Russia's Support Of OPEC Fails To Impress Traders, Oil Falls

by Ship & Bunker News Team
Tuesday December 5, 2023

Building on skepticism about the efficacy of the Organization of the Petroleum Exporting Countries' (OPEC) recently announced supply cuts, crude traders on Tuesday caused 
another round of losses – albeit minimal – after Russia said OPEC was ready to strengthen cuts in the New Year.

Alexander Novak, deputy prime minister of Russia, told media that the cartel would deepen oil production cuts in the first quarter of 2024 to eliminate "speculation and volatility" if its current strategies were not enough to calm the market.

As a result, Brent settled down 83 cents at $77.20 per barrel, while West Texas Intermediate settled down 72 cents at $72.32.

OPEC on November 30 agreed to cuts of about 2.2 million barrels per day (bpd) in the first quarter of 2024, but FGE noted that the cuts were 1 million bpd below what analysts had expected in order to make a meaningful impact.

There is also considerable doubt that OPEC will fully enact its promised reductions.

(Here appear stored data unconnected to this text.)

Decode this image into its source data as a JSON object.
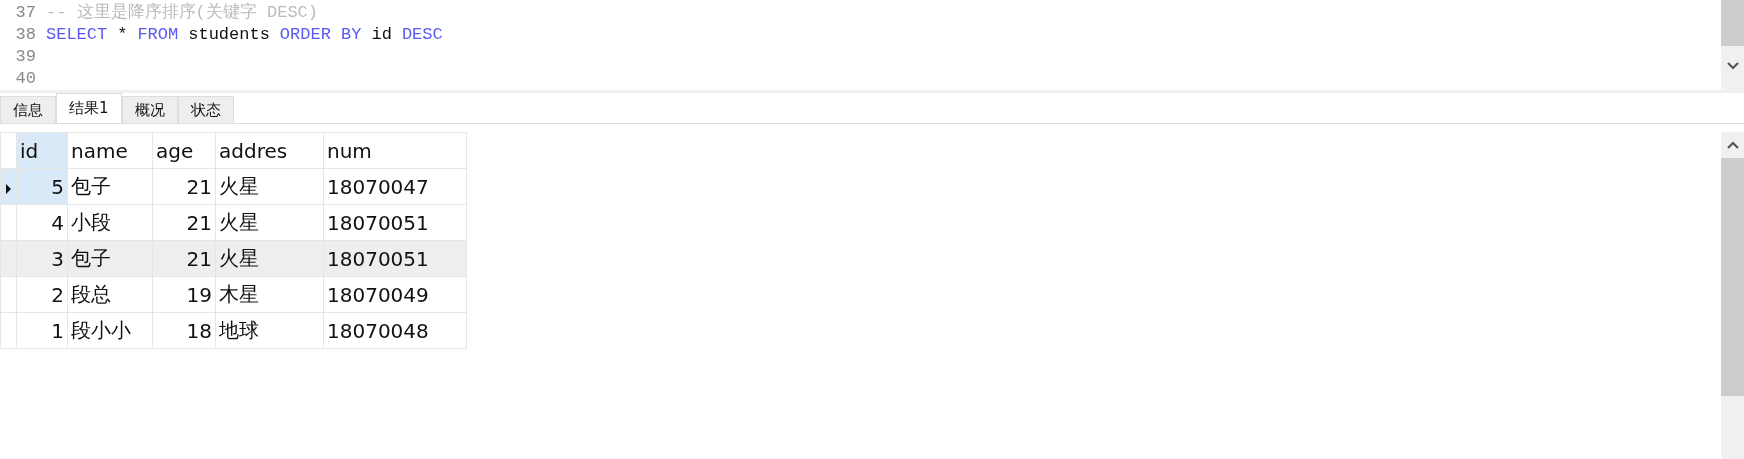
{
  "editor": {
    "lines": [
      {
        "number": "37",
        "tokens": [
          {
            "text": "-- 这里是降序排序(关键字 DESC)",
            "kind": "comment"
          }
        ]
      },
      {
        "number": "38",
        "tokens": [
          {
            "text": "SELECT",
            "kind": "keyword"
          },
          {
            "text": "*",
            "kind": "plain"
          },
          {
            "text": "FROM",
            "kind": "keyword"
          },
          {
            "text": "students",
            "kind": "plain"
          },
          {
            "text": "ORDER BY",
            "kind": "keyword"
          },
          {
            "text": "id",
            "kind": "plain"
          },
          {
            "text": "DESC",
            "kind": "keyword"
          }
        ]
      },
      {
        "number": "39"
      },
      {
        "number": "40"
      }
    ]
  },
  "tabs": [
    {
      "label": "信息",
      "selected": false
    },
    {
      "label": "结果1",
      "selected": true
    },
    {
      "label": "概况",
      "selected": false
    },
    {
      "label": "状态",
      "selected": false
    }
  ],
  "table": {
    "columns": [
      {
        "label": "id",
        "selected": true
      },
      {
        "label": "name",
        "selected": false
      },
      {
        "label": "age",
        "selected": false
      },
      {
        "label": "addres",
        "selected": false
      },
      {
        "label": "num",
        "selected": false
      }
    ],
    "rows": [
      {
        "selected": true,
        "hover": false,
        "cells": [
          "5",
          "包子",
          "21",
          "火星",
          "18070047"
        ]
      },
      {
        "selected": false,
        "hover": false,
        "cells": [
          "4",
          "小段",
          "21",
          "火星",
          "18070051"
        ]
      },
      {
        "selected": false,
        "hover": true,
        "cells": [
          "3",
          "包子",
          "21",
          "火星",
          "18070051"
        ]
      },
      {
        "selected": false,
        "hover": false,
        "cells": [
          "2",
          "段总",
          "19",
          "木星",
          "18070049"
        ]
      },
      {
        "selected": false,
        "hover": false,
        "cells": [
          "1",
          "段小小",
          "18",
          "地球",
          "18070048"
        ]
      }
    ]
  }
}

Meanwhile, Bloomberg pointed out that Saudi Arabia on Tuesday lowered its official crude selling prices to Asia for January, "a sign of weakness in markets," and added that "an influx of U.S. cargoes threatens to flood markets in Asia, pushing time spreads to hover near February lows."

In other oil news on Tuesday, Majid Jafar, CEO of United Arab Emirates-based Crescent Petroleum, stated during the COP28 talks in Dubai that blaming the oil and gas industry for climate change "is like blaming farmers for obesity: it's our societal consumption that is the issue."

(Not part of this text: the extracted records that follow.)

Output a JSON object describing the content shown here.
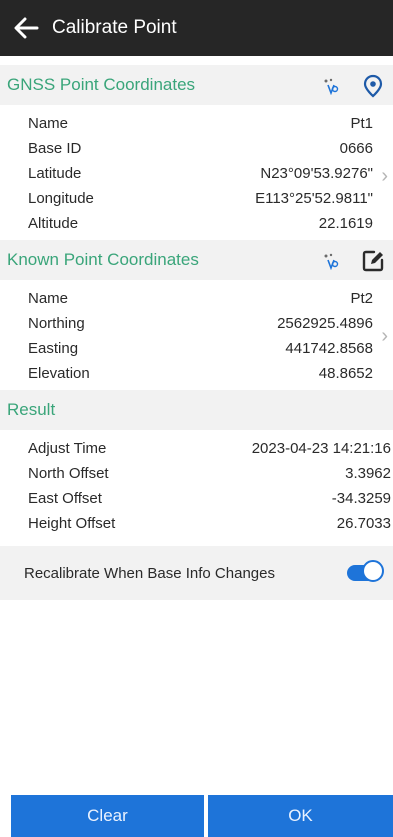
{
  "header": {
    "title": "Calibrate Point",
    "back_icon": "arrow-left-icon"
  },
  "gnss": {
    "title": "GNSS Point Coordinates",
    "icons": [
      "stakeout-icon",
      "location-pin-icon"
    ],
    "rows": [
      {
        "label": "Name",
        "value": "Pt1"
      },
      {
        "label": "Base ID",
        "value": "0666"
      },
      {
        "label": "Latitude",
        "value": "N23°09'53.9276\""
      },
      {
        "label": "Longitude",
        "value": "E113°25'52.9811\""
      },
      {
        "label": "Altitude",
        "value": "22.1619"
      }
    ]
  },
  "known": {
    "title": "Known Point Coordinates",
    "icons": [
      "stakeout-icon",
      "edit-icon"
    ],
    "rows": [
      {
        "label": "Name",
        "value": "Pt2"
      },
      {
        "label": "Northing",
        "value": "2562925.4896"
      },
      {
        "label": "Easting",
        "value": "441742.8568"
      },
      {
        "label": "Elevation",
        "value": "48.8652"
      }
    ]
  },
  "result": {
    "title": "Result",
    "rows": [
      {
        "label": "Adjust Time",
        "value": "2023-04-23 14:21:16"
      },
      {
        "label": "North Offset",
        "value": "3.3962"
      },
      {
        "label": "East Offset",
        "value": "-34.3259"
      },
      {
        "label": "Height Offset",
        "value": "26.7033"
      }
    ]
  },
  "recalibrate": {
    "label": "Recalibrate When Base Info Changes",
    "enabled": true
  },
  "buttons": {
    "clear": "Clear",
    "ok": "OK"
  },
  "colors": {
    "accent": "#3aa57a",
    "primary": "#1e74d9",
    "header_bg": "#262626",
    "section_bg": "#f2f2f2"
  }
}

Jafar added that oil and gas would continue to play a major role in the transition to cleaner energy: "We will still need oil and gas throughout the transition and there is no scenario, even the most ambitious scenario, that does not include that."

Also, the U.S. Department of Energy appeared to be taking advantage of lower oil prices by announcing it will receive 4 million barrels to help replenish its emergency reserves in February instead of the summer.

Finally, media reported that NNPC, the national oil company of Nigeria, plans to start using the monthly average of Dated Brent for pricing its cargoes – a move that could make cargoes to Europe less competitive than those of exporters relying on a five-day average price of Brent.

The switch would also make hedging more challenging for traders and make Nigerian crude prices more vulnerable to wider monthly swings.